Keith Johnson
I’ve been a longtime fan of Keith Johnson, his images and his person, and recently spent some enjoyable time on his site catching up with his world. Keith has several new bodies of work and several exhibitions on the horizon. A new exhibition at the Garner Center for Photographic Exhibitions at the New England School of Photography, opened August 24th and runs through October 2nd, featuring work from his Extended Landscapes series.
Keith received his MFA from RISD (studying with Harry Callahan and Aaron Siskind) and after ten years of teaching, he moved to the business side of photography completing an MBA in 1987. Besides creating photographs, Keith works as a consultant in the northeast and is on the summer faculty at CPW, Penland School of Crafts, VSW, Maine Media Workshop, and Jackson Hole Art Association. He has a long roster of solo shows and his work is held in significant collections. He also happens to have created one of my favorite photographs, Do Not Open, from his Ground/Cover series.
Here’s what Keith has to say about his recent projects:
My new work (Grids, Typologies, Topologies, and the Extended Image) is about extending the photographic document beyond the single print using multiple images.

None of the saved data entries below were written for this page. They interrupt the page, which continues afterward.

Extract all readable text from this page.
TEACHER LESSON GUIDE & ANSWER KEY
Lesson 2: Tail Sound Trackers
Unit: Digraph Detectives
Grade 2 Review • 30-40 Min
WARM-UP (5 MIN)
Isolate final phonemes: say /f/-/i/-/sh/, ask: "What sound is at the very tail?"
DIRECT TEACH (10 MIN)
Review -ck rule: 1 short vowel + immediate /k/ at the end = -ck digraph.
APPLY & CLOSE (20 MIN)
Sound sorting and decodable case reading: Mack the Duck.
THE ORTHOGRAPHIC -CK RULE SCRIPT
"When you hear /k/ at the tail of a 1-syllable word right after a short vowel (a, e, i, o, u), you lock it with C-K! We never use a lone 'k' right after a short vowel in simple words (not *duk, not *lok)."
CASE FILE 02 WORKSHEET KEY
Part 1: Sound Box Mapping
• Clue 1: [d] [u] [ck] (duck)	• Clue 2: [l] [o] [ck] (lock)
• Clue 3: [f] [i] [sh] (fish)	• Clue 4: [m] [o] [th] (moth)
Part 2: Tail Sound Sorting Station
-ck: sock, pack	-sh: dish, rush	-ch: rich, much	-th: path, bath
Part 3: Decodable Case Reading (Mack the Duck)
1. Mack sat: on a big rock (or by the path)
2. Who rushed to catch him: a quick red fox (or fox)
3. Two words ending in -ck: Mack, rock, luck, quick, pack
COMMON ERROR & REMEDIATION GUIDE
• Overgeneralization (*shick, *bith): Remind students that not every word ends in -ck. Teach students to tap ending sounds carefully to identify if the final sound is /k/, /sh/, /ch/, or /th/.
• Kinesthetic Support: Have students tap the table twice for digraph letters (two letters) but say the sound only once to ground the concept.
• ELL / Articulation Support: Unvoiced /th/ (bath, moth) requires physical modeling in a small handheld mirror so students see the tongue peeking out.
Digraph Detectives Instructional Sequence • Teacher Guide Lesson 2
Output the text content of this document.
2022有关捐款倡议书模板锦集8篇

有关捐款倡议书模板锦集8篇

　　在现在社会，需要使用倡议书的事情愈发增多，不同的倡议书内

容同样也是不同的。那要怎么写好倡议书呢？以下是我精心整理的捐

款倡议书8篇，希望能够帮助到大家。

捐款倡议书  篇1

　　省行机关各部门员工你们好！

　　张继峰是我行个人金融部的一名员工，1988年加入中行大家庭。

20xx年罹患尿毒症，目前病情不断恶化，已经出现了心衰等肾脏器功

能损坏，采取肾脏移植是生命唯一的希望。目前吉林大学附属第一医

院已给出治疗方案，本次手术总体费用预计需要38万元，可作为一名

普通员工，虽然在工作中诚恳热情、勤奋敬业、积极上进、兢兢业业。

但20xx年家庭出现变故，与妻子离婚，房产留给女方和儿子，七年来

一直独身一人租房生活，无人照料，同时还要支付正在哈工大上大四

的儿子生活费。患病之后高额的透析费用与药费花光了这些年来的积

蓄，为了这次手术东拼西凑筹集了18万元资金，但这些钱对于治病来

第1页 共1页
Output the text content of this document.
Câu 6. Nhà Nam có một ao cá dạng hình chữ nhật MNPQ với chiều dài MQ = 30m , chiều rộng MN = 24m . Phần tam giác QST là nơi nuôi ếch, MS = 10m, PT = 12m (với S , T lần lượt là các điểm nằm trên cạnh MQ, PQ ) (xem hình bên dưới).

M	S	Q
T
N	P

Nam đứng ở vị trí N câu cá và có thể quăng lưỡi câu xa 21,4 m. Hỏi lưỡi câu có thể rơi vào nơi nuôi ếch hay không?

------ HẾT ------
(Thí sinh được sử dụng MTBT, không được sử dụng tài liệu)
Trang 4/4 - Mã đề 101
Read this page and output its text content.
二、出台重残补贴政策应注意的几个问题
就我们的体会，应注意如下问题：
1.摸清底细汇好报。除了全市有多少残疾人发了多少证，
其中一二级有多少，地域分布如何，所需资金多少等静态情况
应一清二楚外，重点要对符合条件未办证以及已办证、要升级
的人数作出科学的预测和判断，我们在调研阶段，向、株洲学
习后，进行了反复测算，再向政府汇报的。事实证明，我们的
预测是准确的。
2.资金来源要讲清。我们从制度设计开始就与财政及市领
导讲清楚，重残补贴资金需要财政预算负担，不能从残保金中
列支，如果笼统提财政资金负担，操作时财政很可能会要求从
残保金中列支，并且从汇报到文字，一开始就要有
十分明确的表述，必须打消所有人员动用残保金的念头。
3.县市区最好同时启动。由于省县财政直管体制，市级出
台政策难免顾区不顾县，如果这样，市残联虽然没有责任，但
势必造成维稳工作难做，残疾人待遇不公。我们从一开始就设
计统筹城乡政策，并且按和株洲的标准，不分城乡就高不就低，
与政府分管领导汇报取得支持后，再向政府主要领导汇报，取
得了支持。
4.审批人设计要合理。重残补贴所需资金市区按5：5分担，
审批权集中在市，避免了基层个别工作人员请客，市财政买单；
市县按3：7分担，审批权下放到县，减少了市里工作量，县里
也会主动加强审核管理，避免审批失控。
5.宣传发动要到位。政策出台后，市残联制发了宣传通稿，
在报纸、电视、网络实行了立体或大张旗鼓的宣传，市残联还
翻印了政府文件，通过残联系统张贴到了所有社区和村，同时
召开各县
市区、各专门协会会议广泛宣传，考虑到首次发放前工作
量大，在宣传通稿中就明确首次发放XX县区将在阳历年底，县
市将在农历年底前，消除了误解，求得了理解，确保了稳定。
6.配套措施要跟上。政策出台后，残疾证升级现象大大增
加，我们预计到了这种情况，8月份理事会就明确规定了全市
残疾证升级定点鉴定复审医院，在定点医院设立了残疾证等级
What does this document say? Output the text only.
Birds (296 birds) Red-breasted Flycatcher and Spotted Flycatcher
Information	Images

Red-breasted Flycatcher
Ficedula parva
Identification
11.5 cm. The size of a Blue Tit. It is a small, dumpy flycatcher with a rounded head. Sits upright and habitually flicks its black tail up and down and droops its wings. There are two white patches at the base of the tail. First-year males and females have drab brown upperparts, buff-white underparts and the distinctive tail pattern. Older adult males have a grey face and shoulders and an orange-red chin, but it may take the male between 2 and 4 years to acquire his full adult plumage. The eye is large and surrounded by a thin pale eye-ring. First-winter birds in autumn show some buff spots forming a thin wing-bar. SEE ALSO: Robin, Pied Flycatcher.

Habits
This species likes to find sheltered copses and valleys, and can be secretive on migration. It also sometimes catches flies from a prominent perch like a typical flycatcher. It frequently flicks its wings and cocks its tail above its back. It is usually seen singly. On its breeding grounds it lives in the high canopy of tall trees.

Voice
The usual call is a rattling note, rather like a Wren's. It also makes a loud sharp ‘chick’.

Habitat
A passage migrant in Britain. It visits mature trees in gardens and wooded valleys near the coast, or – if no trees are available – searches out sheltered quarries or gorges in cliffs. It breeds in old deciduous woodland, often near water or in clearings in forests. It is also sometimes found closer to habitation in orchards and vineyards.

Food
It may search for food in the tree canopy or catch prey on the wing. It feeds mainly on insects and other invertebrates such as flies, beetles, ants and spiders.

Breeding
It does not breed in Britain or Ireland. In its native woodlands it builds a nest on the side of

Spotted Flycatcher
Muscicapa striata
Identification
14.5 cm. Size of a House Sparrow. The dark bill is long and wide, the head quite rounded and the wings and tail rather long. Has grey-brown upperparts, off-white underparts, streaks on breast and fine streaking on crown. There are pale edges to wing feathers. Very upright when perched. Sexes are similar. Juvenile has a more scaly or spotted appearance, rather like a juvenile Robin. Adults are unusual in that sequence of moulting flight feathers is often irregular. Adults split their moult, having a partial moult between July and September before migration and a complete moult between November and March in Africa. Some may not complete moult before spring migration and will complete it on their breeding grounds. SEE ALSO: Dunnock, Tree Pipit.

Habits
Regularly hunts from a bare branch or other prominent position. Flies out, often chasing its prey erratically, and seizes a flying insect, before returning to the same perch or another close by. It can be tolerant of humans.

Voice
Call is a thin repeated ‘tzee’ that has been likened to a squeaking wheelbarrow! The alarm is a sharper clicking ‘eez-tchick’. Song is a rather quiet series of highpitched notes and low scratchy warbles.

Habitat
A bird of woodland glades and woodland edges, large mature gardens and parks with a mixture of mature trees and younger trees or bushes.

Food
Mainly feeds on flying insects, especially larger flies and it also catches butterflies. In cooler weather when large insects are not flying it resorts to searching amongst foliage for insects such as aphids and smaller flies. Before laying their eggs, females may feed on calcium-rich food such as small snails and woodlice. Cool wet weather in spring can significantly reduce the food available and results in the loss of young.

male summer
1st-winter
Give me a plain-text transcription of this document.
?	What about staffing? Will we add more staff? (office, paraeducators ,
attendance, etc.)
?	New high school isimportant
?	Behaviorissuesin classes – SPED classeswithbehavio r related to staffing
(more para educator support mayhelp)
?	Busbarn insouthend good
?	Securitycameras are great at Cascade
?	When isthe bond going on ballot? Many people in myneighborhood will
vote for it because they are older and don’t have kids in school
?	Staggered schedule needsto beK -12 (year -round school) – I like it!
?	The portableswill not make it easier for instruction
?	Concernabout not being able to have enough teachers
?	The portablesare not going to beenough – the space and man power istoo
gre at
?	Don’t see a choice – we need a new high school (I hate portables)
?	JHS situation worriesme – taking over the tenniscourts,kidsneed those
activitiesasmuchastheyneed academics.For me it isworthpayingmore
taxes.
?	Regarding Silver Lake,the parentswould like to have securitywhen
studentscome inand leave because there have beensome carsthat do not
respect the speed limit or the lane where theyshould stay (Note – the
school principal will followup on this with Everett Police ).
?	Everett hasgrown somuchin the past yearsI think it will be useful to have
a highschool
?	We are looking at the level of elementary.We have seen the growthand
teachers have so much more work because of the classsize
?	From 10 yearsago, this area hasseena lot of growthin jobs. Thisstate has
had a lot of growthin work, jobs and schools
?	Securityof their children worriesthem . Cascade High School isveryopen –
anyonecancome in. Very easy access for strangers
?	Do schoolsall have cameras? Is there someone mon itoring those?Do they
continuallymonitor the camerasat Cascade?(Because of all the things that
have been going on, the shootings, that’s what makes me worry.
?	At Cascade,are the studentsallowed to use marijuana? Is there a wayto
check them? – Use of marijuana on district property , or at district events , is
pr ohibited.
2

I started doing work like this in the early 80s and it has periodically shown up over the years. Extended imagery is similar to what a poet might do when combining paragraphs, or a film maker does when splicing film into a montage. Recently though, I have devoted my energies to investigating both the grid and linear multiple presentations.
The camera documents better than any device the detail and surface of objects, places, and ideas, but sometimes the involvement with an idea goes on to look at multiple facets; consider what cubist painters accomplished early in the 20th century. Sometimes extended viewing of a visual idea would reveal not only the idea but additionally time, light, color, and comparison would change during the extended time spent looking. This is what has become compelling to me. Typology, topology and recording have become the reason that I might stop to make a picture.
Images from Extended Landscapes
Suite Niagra not only explores the magnificence of Niagra Falls, but also examines the idea of the power of multiples.